Inquietudini europee

di Luciano Caveri

Scrivo da Bruxelles, dove sono, con un freddo umido che entra nelle ossa, per la prima plenaria del 2011 del "Comitato delle Regioni". Si tratta di un'occasione utile non solo per la routine del lavoro parlamentare che scandisce i tempi delle giornate ma anche perché le diverse riunioni sono utili per capire che cosa si muova sullo scenario comunitario. Vi risparmio i commenti dei colleghi di diversi Paesi e di tutti i Gruppi sulle vicende italiane: inutile tornarci sopra perché - lo dico con mestizia per l'immagine internazionale dell'Italia - è come sparare sulla "Croce rossa". Il momento per me più interessante è stata la riunione che ho presieduto della delegazione italiana con l'Ambasciatore Ferdinando Nelli Feroci che è a capo della Rappresentanza italiana - l'equivalente di un'Ambasciata - presso l'Unione europea.
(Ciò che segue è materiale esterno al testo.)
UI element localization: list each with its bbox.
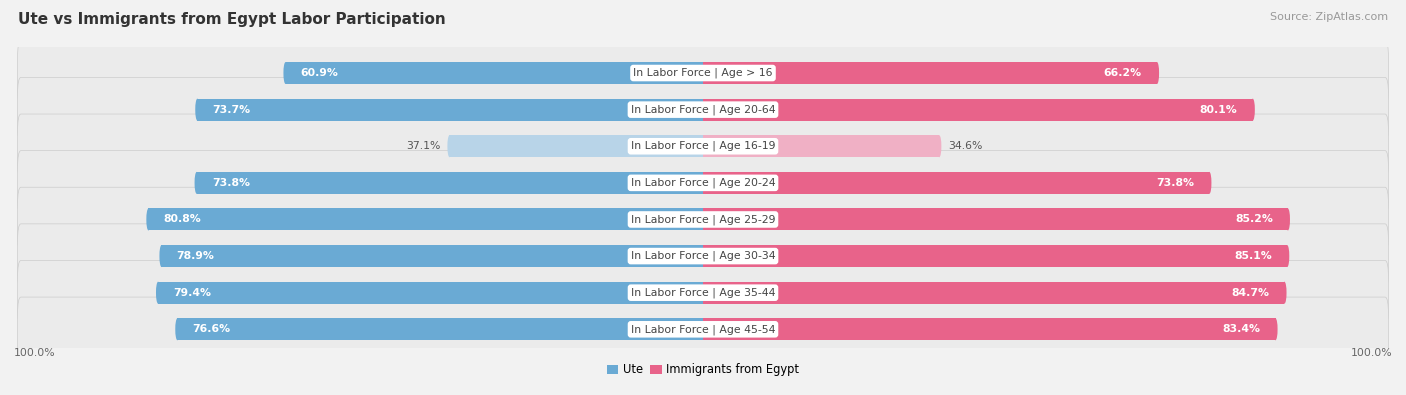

E' un diplomatico di lungo corso che, con una sintesi efficace, ha raccontato delle sfide che l'Italia  si trova ad affrontare: dalla "governance economica" (con il nuovo "Patto di stabilità" che in Italia rischia di essere letale per il sistema autonomistico) al nuovo bilancio europeo (l'Italia è il terzo contributore netto per una ripartizione storicizzata ma penalizzante) dalla nuova stagione dei fondi strutturali (su cui la Valle deve vigilare per non avere brutte sorprese) ai rapporti fra i Paesi dell'Unione (i "nuovi" si alleano spesso contro i "vecchi", perché la riconoscenza fra istituzioni come fra persone - potrei farvi un elenco personale... - non è di questo mondo). L'aspetto più preoccupante è il crescente deficit italiano, che ci pone come "sorvegliati speciali" e l'Italia è il solo fra i Paesi fondatori a chiedere "dolcezza" nell'approccio (ci sarebbero i belgi ma non hanno da un anno un Governo!) mentre i tedeschi, "locomotiva" economica d'Europa, chiedono "lacrime e sangue". Siamo anche i soli a non aver messo a punto una strategia, di cui anche i membri italiani del CdR potrebbero essere interpreti, su criteri, parametri, controlli sui fondi strutturali con due problemi in più: una parte dell'Italia non riesce a spendere i soldi comunitari e il Sud, dopo anni di interventi finanziati da Bruxelles, resta in fondo alla classifica, mentre altre zone europee in difficoltà hanno risalito la china e l'Europa ci chiede il perché di questa differenza.